= Temporal feedback =

Regulatory mechanism in molecular biology

Within molecular and cell biology, temporal feedback, also referred to as interlinked or interlocked feedback, is a biological regulatory motif in which fast and slow positive feedback loops are interlinked to create "all or none" switches. This interlinking produces separate, adjustable activation and de-activation times. This type of feedback is thought to be important in cellular processes in which an "all or none" decision is a necessary response to a specific input. The mitotic trigger, polarization in budding yeast, mammalian calcium signal transduction, EGF receptor signaling, platelet activation, and Xenopus oocyte maturation are examples for interlinked fast and slow multiple positive feedback systems.

In biological systems, temporal feedback is a ubiquitous signal transduction motif that allows systems to convert graded inputs into decisive, all-or-none digital outputs. A system with interlinked fast and slow feedback loops produces a dual-time switch, which is rapidly inducible and robust to noise during stimulus.
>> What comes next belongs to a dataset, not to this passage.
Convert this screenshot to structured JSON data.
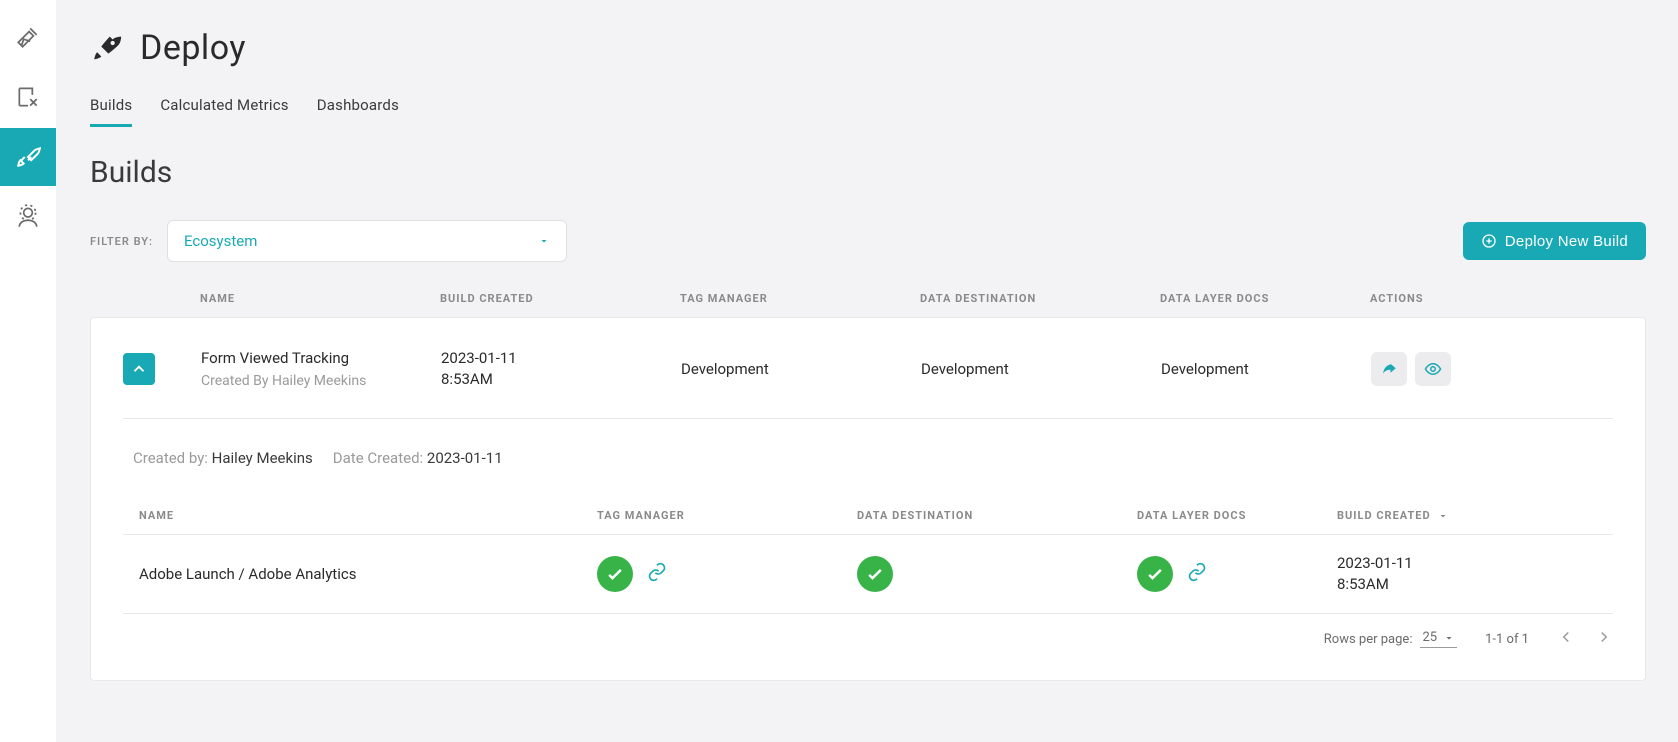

In contrast, a single fast or slow loop is separately responsible for the speed of switching and the stability of switches. Computer simulation studies have shown that linking two loops of the same kind brings no overall advantage over having a single loop, however the dual-loop switch performs in a monostable regime. Both single and dual loops can behave as a bistable switch. Several computational models have been produced to demonstrate the responses of single and dual positive feedback loop switches to stimuli.

==Biological examples==

The transcription factor NF-κB regulates various genes that play essential roles in signaling, stress responses, cell growth and apoptosis. The temporal control of NF-κB activation by the degradation and synthesis of its inhibitor isoforms, I-κBα, -β, - ε has been computationally modeled. The model suggested that I-κBα results in robust negative feedback that leads to a fast turn off of NF-κB response. On the other hand, the oscillatory potential and stabilization of NF-κB during long stimulations has been shown to be reduced by I-κBβ and –ε.

The outgrowth and progression is of limb organogenesis is controlled by self-regulatory, robust signalling system that involves interlinked feedback mechanisms instead of independent morphogen signals. The studies on morphogenesis of limb buds have been focused on one particular axis of limb bud. However it has long been noted that zone of polarizing activity (ZPA) requires maintenance of apical ectodermal ridge (AER). The dependence of ZPA on ARE indicates the linkage between them. Three phases have been observed during the interplay between ARE and ZPA. Initiation phase involves the Grem1 expression in a fast initiator loop (~2h loop time) due to upregulation by BMP4. The Shh signalling is activated independently of GREM1 and AER-FGFs. Propagation phase involves the control of distal progression during limb bud development. Finally termination of signalling system due to the widening gap between ZPA-SHH signalling and the Grem1 expression domain. In mouse limb patterning, limb development is regulated by linking a fast GREM1 module to the slower SSH/FGF epithelial-mesenchymal feedback loop.

Circadian rhythms, which regulate physiology and behavior in organisms, are dependent upon a system of interlinked feedback mechanisms as well. In mammals, this process is driven by the suprachiasmatic nuclei (SCN) in the hypothalamus, composed of the two negative feedback loops Per-Cry and Clock-Bmal. Transcription of the period (Per) and cryptochrome (Cry) genes cannot proceed until CLOCK and BMAL1 have dimerized and bound to the E-box element, a process initiated by CREB-binding protein (CPB). Once bound to the E-box elements of per and cry, successful production of mRNA transcripts occurs and the proteins PER and CRY are synthesized. PER and CRY then dimerize and repress the transcription of the gene Rev-Erb, the protein product of which, REV-ERB, represses transcription of Bmal. The repression of BMAL in vivo prevents the transactivation of Per-Cry, thereby completing the cycle in just over 24 hours.